Ordinary Least Squares is dead to me

November 28th, 2013 12 comments

Most books that discuss regression modeling start out and often finish with Ordinary Least Squares (OLS) as the technique to use; Generalized Linear ModelLeast Squares (GLMS) sometimes get a mention near the back. This is all well and good if the readers’ data has the characteristics required for OLS to be an applicable technique. A lot of data in the social sciences has these characteristics, or so I’m told; lots of statistics books are written for social science students, as a visit to a bookshop will confirm.

Software engineering datasets often range over several orders of magnitude or involve low value count data, not the kind of data that is ideally suited for analysis using OLS. For this kind of data GLMS is probably the correct technique to use (the difference in the curves fitted by both techniques is often small enough to be ignored for many practical problems, but the confidence bounds and p-values often differ in important ways).

The target audience for my book, Empirical Software Engineering with R, are working software developers who have better things to do that learn lots of statistics. However, there is no getting away from the fact that I am going to have to make extensive use of GLMS, which means having to teach readers about the differences between OLS and GLMS and under what circumstances OLS is applicable. What a pain.

Then I had a brainwave, or a moment of madness (time will tell). Why bother covering OLS? Why not tell readers to always use GLMS, or rather use the R function that implements it, glm. The default glm behavior is equivalent to lm (the R function that implements OLS); the calculation is not being done by hand but by a computer (i.e., who cares if it is more complicated).

Perhaps there is an easy way to explain this to software developers: glm is the generic template that can handle everything and lm is a specialized template that is tuned to handle certain kinds of data (the exact technical term will need tweaking for different languages).

There is one user interface issue, models built using glm do not come with an easy to understand goodness of fit number (lm has the R-squared value). AIC is good for comparing models but as a single (unbounded) number it is not that helpful for the uninitiated. Will the demand for R-squared be such that I will be forced for tell readers about lm? We will see.

How do I explain the fact that so many statistics books concentrate on OLS and often don’t mention GLMS? Hey, they are for social scientists, software engineering data requires more sophisticated techniques. I will have to be careful with this answer as it plays on software engineers’ somewhat jaded views of social scientists (some of whom have made very major contribution to CRAN).

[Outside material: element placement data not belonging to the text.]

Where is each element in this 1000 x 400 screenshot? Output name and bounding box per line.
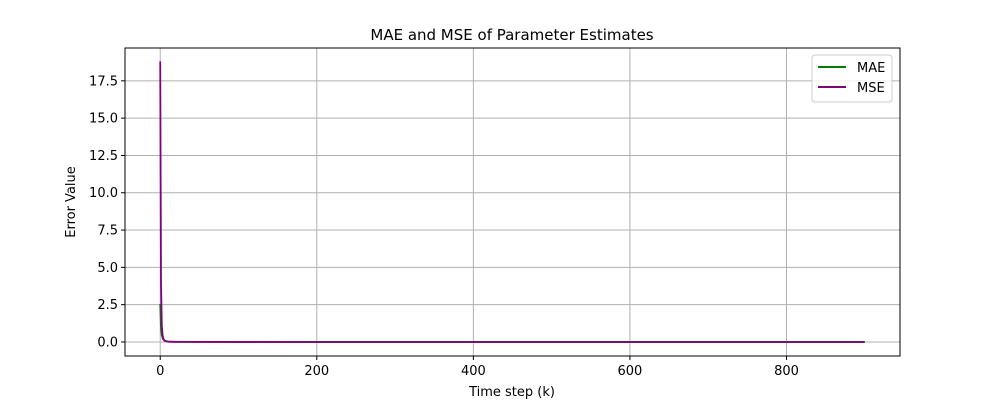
x-tick-label: 600 <box>618 364 643 379</box>
y-tick-label: 5.0 <box>97 261 118 276</box>
x-tick-label: 200 <box>304 364 329 379</box>
x-tick-label: 800 <box>774 364 799 379</box>
y-tick-label: 10.0 <box>89 186 118 201</box>
plot-frame <box>124 47 901 357</box>
legend-label-mse: MSE <box>857 81 885 96</box>
series-line-mse <box>159 61 865 343</box>
y-tick-label: 7.5 <box>97 224 118 239</box>
series-layer <box>159 61 865 343</box>
x-axis-label: Time step (k) <box>468 385 555 400</box>
x-tick-label: 400 <box>461 364 486 379</box>
x-tick-label: 0 <box>156 364 164 379</box>
y-tick-label: 2.5 <box>97 298 118 313</box>
legend: MAE MSE <box>811 54 893 103</box>
chart-title: MAE and MSE of Parameter Estimates <box>370 26 653 44</box>
y-tick-label: 17.5 <box>89 74 118 89</box>
y-axis-label: Error Value <box>64 166 79 238</box>
grid-layer <box>125 48 900 356</box>
y-tick-label: 12.5 <box>89 149 118 164</box>
y-tick-label: 0.0 <box>97 335 118 350</box>
legend-label-mae: MAE <box>857 61 885 76</box>
y-tick-label: 15.0 <box>89 112 118 127</box>
x-axis-ticks: 0 200 400 600 800 <box>156 356 799 379</box>
y-axis-ticks: 0.0 2.5 5.0 7.5 10.0 12.5 15.0 17.5 <box>89 74 125 350</box>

All the software engineering data I have seen is small enough that the performance difference between glm/lm is not a problem. If performance is a real issue then readers will search the net and find out about lm; sorry guys but I want to minimise what the majority of readers need to know.

R now has its own shelf in Dillons

November 25th, 2013 No comments

I was in Dillons, the one opposite University College London, at the start of the week and what did I spy there?

Programming language books

There is now a bookshelf devoted to R (right, second from top) in the programming languages section. The shelf would be a lot fuller if O’Reilly did not have a complete section devoted to their books.

A trolley of C/C++ books was waiting to refill the shelves near the door.

Programming language books

Being adjacent to a university means that programming language books make up a much larger percentage of software books.

Programming language books

And there is O’Reilly in the corner with two stacks of shelves.

Programming language books

And yes, this is a big bookshop, the front is a complete block; computing/mathematics/physics/chemistry/engineering/medicine are in the basement. You can buy skeletons and stethoscopes in the medical section a few rooms down from computing; a stethoscope is useful for locating strange noises in computer cases without having to open them.

Programming language books

Readers a bit younger than me probably know this shop as Waterstones.